Bojonegoro — Tahun 2025 semestinya menjadi babak baru dalam perbaikan tata kelola pemerintahan di Bojonegoro. Dengan kepemimpinan baru di tangan Bupati Setyo Wahono, masyarakat berharap lahirnya pemerintahan yang bersih, transparan, dan berpihak pada rakyat. Namun, harapan itu kembali diuji ketika Dinas Komunikasi dan Informatika (Diskominfo) justru dipimpin oleh sosok yang rekam jejaknya menimbulkan tanda tanya.

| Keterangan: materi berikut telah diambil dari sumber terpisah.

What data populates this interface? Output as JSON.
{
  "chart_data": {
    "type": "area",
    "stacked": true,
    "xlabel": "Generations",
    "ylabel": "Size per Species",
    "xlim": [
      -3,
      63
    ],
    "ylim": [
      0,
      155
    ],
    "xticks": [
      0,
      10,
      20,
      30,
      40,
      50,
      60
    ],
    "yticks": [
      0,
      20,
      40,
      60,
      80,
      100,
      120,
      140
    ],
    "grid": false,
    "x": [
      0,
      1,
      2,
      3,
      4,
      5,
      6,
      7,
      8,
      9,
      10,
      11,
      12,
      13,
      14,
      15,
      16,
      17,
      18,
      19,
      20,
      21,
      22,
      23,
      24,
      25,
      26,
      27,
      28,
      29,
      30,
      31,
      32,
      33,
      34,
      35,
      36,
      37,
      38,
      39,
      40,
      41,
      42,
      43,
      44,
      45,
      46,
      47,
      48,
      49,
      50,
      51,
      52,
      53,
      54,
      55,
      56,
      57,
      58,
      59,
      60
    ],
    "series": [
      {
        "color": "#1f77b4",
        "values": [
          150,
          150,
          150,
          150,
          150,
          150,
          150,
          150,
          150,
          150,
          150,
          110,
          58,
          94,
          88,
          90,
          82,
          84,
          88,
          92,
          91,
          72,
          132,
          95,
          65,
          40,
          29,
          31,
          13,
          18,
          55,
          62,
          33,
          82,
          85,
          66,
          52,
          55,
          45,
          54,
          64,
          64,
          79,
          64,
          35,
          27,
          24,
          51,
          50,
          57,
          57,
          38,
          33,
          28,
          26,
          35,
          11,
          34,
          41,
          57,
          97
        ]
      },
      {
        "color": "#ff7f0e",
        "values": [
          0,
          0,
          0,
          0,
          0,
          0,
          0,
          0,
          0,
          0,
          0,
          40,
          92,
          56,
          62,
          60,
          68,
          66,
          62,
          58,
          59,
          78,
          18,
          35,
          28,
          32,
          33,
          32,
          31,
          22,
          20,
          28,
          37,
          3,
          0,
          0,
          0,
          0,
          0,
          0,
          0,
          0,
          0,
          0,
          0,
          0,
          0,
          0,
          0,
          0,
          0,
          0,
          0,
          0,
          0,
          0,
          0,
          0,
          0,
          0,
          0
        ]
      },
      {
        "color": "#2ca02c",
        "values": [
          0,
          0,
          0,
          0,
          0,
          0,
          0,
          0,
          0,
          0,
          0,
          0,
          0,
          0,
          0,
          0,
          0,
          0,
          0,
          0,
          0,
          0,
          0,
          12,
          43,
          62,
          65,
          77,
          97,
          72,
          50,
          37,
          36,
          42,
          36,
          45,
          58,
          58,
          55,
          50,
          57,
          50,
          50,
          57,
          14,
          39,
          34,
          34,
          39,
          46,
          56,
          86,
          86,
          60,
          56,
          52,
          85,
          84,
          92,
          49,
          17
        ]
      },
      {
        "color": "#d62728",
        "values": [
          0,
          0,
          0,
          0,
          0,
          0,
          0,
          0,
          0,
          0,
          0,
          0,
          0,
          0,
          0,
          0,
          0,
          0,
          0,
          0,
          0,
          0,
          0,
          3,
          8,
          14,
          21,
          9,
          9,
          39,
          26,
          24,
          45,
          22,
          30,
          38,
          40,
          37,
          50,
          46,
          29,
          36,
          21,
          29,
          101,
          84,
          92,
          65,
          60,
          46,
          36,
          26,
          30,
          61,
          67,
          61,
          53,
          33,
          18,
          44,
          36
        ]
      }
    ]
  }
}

Salah satu keputusan yang mencuatkan kontroversi adalah penunjukan Heri Widodo sebagai Kepala Diskominfo. Ia resmi dilantik pada awal 2025, setelah sebelumnya menjabat sebagai Kepala Dinas Pekerjaan Umum Sumber Daya Air (PU SDA). Alih-alih membawa angin segar, mutasi ini justru menimbulkan keheranan publik. Di bawah kepemimpinannya, Dinas PU SDA mencatat skor 64,95 dalam Survei Penilaian Integritas (SPI) KPK tahun 2024, peringkat terendah dari 39 Organisasi Perangkat Daerah (OPD) se-Jawa Timur. Nilai itu menempatkan instansi tersebut dalam zona merah, yakni kategori dengan tingkat risiko korupsi paling tinggi.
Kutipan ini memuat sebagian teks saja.